1. O Núcleo: Caracteríticas Gerais

Uma célula bacteriana, por não possuir carioteca o envoltório nuclear, é classificada como procariótica. Células de animais e vegetais, que possuem núcleo individualizado e delimitado pela carioteca, são eucarióticas.

Além de carioteca, o núcleo celular possui, em seu interior, substâncias específicas para as funções que executa: DNA, RNA, proteínas, etc.

Chamamos de intérfase o período em que a célula não está se dividindo, ou seja, o período entre duas divisões celulares. Apesar da aparente inatividade do núcleo interfásico, importantes processos metabólicos acontecem nessa etapa da vida da célula. A duplicação do DNA e a produção de RNA são os mais significativos.

Na maioria das células, o núcleo é único, esférico e tem posição central. Os glóbulos vermelhos dos mamíferos, células do sangue, são anucleados. As células musculares estriadas têm dezenas de núcleos que ocupam a periferia das células, junto da membrana plasmática.

 

 

2. Componentes do Núcleo Interfásico

Carioteca

A carioteca (ou envoltório nuclear) é visível ao microscópio eletrônico, em que é vista como dois folhetos sobrepostos. Possui poros grandes que permitem livre intercâmbio de moléculas entre o núcleo e o citoplasma.

O envoltório nuclear apresenta continuidade com as membranas do retículo endoplasmático, sugerindo que façam parte de um mesmo sistema de membranas, todas de natureza lipoprotéica.

 

Cariolinfa

A cariolinfa (ou suco nuclear) é uma gelatina fluida que se assemelha ao hialoplasma, com o qual tem comunicação direta através dos poros da carioteca. Comparada com o hialoplasma, mostra maior concentração de proteínas, de RNA e de nucleotídeos.

 

Nucléolos

São corpúsculos esféricos, densos, intensamente corados nas preparações usuais de microscopia. Não possuem membrana e seu número é variável, geralmente um ou dois por núcleo, e estão ausentes nas células procarióticas. São constituídos de proteínas e DNA, responsável pela produção de RNA ribossômico, que constiuti os ribossomos no citoplasma.

Durante a divisão celular, os nucléolos desaparecem e seus constituintes participam da formação dos ribossomos, distribuídos entre as células-filhas da divisão. Reaparecem no final da divisão, produzidos pela região terminal de certos cromossomos, a zona organizadora do nucléolo.

 

Cromatina

O DNA é o material genético das células e contém as informações que controlam a estrutura e as atividades das células e do organismo inteiro. Também é o responsável pela transmissão dessas informações de um indivíduo para os descendentes.
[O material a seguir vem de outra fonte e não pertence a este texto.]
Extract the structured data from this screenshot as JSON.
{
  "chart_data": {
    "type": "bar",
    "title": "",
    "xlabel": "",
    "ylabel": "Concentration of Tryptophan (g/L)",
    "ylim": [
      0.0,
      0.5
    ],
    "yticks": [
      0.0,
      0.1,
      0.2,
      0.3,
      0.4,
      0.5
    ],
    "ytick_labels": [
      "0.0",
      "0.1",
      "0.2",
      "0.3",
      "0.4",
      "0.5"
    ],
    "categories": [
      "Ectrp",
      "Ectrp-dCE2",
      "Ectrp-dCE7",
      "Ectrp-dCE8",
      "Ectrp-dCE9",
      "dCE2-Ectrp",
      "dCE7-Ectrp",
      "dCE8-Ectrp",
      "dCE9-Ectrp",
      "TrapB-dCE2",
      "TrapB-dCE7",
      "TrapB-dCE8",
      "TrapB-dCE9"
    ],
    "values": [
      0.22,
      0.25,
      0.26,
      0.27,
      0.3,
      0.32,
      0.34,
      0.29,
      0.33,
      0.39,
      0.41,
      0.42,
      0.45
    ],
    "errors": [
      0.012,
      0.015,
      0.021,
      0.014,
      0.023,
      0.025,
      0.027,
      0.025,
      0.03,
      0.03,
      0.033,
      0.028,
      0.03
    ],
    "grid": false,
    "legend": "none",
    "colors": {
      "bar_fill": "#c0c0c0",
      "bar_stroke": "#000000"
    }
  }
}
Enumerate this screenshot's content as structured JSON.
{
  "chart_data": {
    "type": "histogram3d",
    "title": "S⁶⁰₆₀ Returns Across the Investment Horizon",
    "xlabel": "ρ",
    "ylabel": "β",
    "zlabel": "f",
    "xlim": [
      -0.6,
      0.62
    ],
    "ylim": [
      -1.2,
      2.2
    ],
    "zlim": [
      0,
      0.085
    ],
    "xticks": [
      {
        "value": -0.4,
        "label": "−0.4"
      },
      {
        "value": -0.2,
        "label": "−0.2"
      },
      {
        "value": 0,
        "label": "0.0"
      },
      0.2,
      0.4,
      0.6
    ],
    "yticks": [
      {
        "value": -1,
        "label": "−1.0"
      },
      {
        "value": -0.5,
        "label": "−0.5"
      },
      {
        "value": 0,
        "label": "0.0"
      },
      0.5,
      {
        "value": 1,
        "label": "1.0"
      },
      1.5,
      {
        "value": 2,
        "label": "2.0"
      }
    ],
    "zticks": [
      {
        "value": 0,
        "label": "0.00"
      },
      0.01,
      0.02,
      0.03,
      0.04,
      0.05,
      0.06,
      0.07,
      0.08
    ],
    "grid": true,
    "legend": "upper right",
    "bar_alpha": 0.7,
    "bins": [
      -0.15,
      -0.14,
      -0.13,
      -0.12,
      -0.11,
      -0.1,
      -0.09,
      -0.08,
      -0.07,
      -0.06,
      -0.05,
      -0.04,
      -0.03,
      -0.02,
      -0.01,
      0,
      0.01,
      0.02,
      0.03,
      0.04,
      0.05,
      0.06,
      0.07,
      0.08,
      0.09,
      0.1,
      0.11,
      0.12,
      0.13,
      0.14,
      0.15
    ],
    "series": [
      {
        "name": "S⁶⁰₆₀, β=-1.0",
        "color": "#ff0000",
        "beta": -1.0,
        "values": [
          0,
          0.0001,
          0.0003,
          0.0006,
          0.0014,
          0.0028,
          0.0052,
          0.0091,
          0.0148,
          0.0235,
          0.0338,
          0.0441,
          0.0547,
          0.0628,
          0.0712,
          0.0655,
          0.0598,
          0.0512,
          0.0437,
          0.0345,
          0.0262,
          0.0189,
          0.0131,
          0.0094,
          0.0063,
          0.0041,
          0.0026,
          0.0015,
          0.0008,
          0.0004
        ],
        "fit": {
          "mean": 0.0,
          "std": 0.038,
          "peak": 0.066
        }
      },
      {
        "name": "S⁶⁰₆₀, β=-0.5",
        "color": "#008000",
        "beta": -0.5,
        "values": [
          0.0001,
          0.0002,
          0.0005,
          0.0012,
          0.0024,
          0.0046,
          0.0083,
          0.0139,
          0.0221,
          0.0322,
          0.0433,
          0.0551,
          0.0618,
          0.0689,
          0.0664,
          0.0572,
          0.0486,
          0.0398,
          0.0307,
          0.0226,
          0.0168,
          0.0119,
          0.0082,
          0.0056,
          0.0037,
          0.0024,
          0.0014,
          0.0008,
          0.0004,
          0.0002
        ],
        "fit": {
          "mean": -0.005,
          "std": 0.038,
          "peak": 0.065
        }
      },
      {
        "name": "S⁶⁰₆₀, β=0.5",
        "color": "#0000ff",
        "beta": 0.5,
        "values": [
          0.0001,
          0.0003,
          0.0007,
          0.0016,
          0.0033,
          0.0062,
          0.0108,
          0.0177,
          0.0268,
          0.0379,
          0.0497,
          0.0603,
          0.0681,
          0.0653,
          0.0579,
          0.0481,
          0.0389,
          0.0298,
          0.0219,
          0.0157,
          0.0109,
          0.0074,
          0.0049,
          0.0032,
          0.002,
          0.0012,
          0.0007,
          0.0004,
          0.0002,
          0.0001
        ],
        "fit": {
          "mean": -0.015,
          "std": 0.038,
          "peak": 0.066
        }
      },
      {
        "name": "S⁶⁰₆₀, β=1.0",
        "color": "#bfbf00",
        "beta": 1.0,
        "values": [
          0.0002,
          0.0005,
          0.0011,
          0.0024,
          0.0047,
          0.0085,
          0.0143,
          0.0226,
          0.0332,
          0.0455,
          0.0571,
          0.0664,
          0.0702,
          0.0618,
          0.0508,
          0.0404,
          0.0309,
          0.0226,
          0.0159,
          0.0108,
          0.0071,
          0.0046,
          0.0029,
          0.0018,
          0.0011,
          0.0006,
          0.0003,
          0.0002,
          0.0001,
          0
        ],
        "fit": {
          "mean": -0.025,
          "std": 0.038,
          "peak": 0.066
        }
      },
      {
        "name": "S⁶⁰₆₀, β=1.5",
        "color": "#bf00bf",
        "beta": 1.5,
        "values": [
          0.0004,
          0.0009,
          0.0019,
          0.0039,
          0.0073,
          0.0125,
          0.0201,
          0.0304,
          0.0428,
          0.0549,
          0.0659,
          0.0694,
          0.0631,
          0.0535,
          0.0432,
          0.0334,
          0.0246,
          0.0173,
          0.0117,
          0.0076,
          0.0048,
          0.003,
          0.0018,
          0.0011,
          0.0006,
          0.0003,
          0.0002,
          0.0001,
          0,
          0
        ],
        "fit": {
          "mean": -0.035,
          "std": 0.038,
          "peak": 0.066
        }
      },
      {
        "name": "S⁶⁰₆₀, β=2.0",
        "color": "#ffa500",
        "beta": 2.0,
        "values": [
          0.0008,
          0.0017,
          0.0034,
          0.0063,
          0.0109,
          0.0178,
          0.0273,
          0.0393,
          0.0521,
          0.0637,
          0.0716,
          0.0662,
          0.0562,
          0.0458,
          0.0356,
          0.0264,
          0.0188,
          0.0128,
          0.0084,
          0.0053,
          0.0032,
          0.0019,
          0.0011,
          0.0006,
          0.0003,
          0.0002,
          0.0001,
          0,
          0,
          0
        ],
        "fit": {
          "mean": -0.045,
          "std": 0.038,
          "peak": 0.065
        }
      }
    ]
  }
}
O material genético das células procarióticas é representado pelo cromossomo circular que contém apenas DNA. Nas células eucarióticas, o material genético é formado pela cromatina, constituída por DNA e proteínas chamadas histonas.

Na intérfase, a cromatina mostra-se como um emaranhado de filamentos longos e finos, cuja maior parte encontra-se aderida à face interna da carioteca. As porções descondensadas são chamadas de eucromatina, enquanto as partes já enoveladas durante a intérfase formam a heterocromatina.

 

 

3. Atividades Fisiológicas dos Núcleos Interfásicos

No final do século XIX, Balbiani executou com amebas um processo conhecido por merotomia. Ao microscópio, seccionava mecanicamente esses organismos unicelulares em dois fragmentos, um nucleado e outro anucleado. O fragmento anucleado tornava-se esférico, parava de locomover-se e de alimentar-se, morrendo cerca de 20 dias depois. O fragmento nucleado vivia normalmente. Caso dentro das primeiras horas após a merotomia o fragmento anucleado recebesse o núcleo transplantado de uma outra ameba, voltava a locomover-se e alimentar-se normalmente e podia se reproduzir.

 

Essas observações sugeriam o papel do núcleo como controlador da atividade celular.

Núcleos interfásicos isolados degradam glicose, sintetizam ATP e proteínas. No nível do DNA nuclear, depositário de caracteres hereditários e controlador de atividade celular, estão as informações genéticas da célula.

O núcleo tem atividade auto-sintética. Cada uma de suas moléculas de DNA pode originar uma cópia idêntica de si mesma, em um processo chamado replicação. As informações do DNA são passadas para o citoplasma por moléculas de RNA mensageiro, cuja produção é a transcrição, que emprega as moléculas de DNA como "molde".